Machu Picchu – Day 3

This was going to be a long day, but we are (finally!) going to the site. By train?

The Hiram Bingham is an upscale train named for the US explorer who “rediscovered” and spread knowledge of Machu Picchu in 1911. The train was nice and followed the Urubamba River along the Sacred Valley.

Train Seat and Table
Lunch

The train had what I could only call a “glass caboose” for taking in the views as we traveled.

Rear Facing
Live Band

The ride was pleasant and the views reminded me of the fjords of Norway I visited over a year ago. I suppose “water eroding rocks” should look similar, but here we are about 10,000 feet in elevation.

After more than 2 hours we arrived at the modern village of Machu Picchu, which seems to purely support the tourist trade. However, stepping off the train provided a different surprise – of the tropical flower kind. Our guide explained that we crossed ecosystems – from the high mountains into the rain forest. The continental divide in South America is very far west and this Peruvian river is a tributary of the Amazon.

Surprise Hibiscus (Foreshadowing!)
Flower
Even More

We found our chartered bus and switch-back climbed the 2000 feet to get to the archeological site. Note: you do not have to that the bus as there are stairs. I didn’t see anyone climbing up, but did see many using the stairs down to save 50% of the bus fare.

Looking Down from Bus

We needed our passports to confirm out tickets, and we were in. The park uses 10 “circuits” for crowd control – your ticket is for a specific walking circuit. At the start there were yet more steps to take to get to high ground. But we finally found our view of Machu Picchu.

Machu Picchu
Different Angle
Yet Other Angle

Our guide explained how Machu Picchu construction started about 50 years before Columbus landed and was designed to hold 500-700 people. There was enough rainfall for terraced farming, but for human use an aqueduct was created along the crest of surrounding mountain crests. There is not any agreement of the purpose of this city, probably a mix of religious and political ideas. The site did not last long. When the Spanish showed up and started stomping on everything it was abandoned and the people moved further into the mountains.

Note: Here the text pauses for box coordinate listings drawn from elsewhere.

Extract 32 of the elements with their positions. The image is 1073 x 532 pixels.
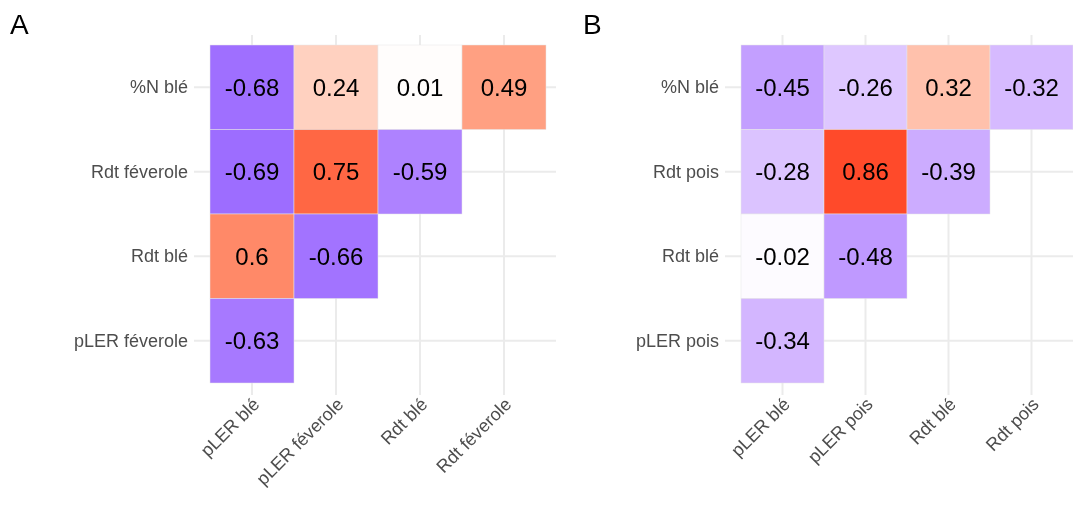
data-label: -0.66: [308, 242, 364, 270]
data-label: -0.45: [755, 73, 810, 101]
data-label: 0.75: [312, 158, 360, 186]
data-label: 0.32: [925, 73, 972, 101]
data-label: -0.28: [755, 158, 810, 186]
data-label: -0.34: [755, 327, 810, 355]
chart-title: A: [10, 9, 29, 40]
data-label: 0.01: [396, 73, 444, 101]
data-label: -0.02: [755, 242, 810, 270]
data-label: -0.48: [838, 242, 893, 270]
data-label: -0.63: [224, 327, 280, 355]
data-label: 0.24: [312, 73, 360, 101]
data-label: -0.68: [224, 73, 280, 101]
data-label: -0.59: [392, 158, 448, 186]
y-tick-label: %N blé: [660, 77, 719, 98]
x-tick-label: Rdt blé: [905, 394, 960, 449]
y-tick-label: %N blé: [129, 77, 188, 98]
y-tick-label: pLER pois: [635, 330, 719, 351]
x-tick-label: Rdt blé: [376, 394, 432, 449]
data-label: -0.39: [921, 158, 976, 186]
y-tick-label: Rdt blé: [661, 246, 719, 267]
data-label: -0.32: [1004, 73, 1059, 101]
data-label: 0.86: [842, 158, 889, 186]
data-label: 0.6: [235, 242, 269, 270]
y-tick-label: Rdt pois: [652, 161, 719, 182]
data-label: -0.26: [838, 73, 893, 101]
y-tick-label: Rdt blé: [130, 246, 188, 267]
y-tick-label: pLER féverole: [73, 330, 188, 351]
y-tick-label: Rdt féverole: [90, 161, 188, 182]
chart-title: B: [583, 9, 602, 40]
data-label: -0.69: [224, 158, 280, 186]
data-label: 0.49: [480, 73, 528, 101]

About 60 percent of the stones and buildings are original with the remaining 40 percent being repaired. About 30 years ago National Geographic came by to film a documentary and felt the site looked to sterile. They imported a couple dozen llamas, which are still here – they keep the grass under control. The ranger said if you ignore plant maintenance more than a few weeks the jungle starts taking over again.

As we left the park we stopped at a cafe and had hibiscus juice. Which I did not know even existed. Two hours on the train was followed by another hour on the bus to get to our new hotel within Cusco. We arrived after 10pm and left around 7am to make it to the airport to return to Lima and then board the ship.


So, that was my field trip to the roof of the world. It was a lot of time traveling, but the mountain views were amazing.

Mountain Views

Machu Picchu is a world heritage site and I’m glad I went. However, I feel no need to return withing escorting friends and/or family. Kind of like my feelings about Antarctica. That compares to Japan or the Galapagos Islands – I’d go back there easily.

We have many sea days on the cruise ship as we cross the Pacific. Lots of small islands between us and New Zealand.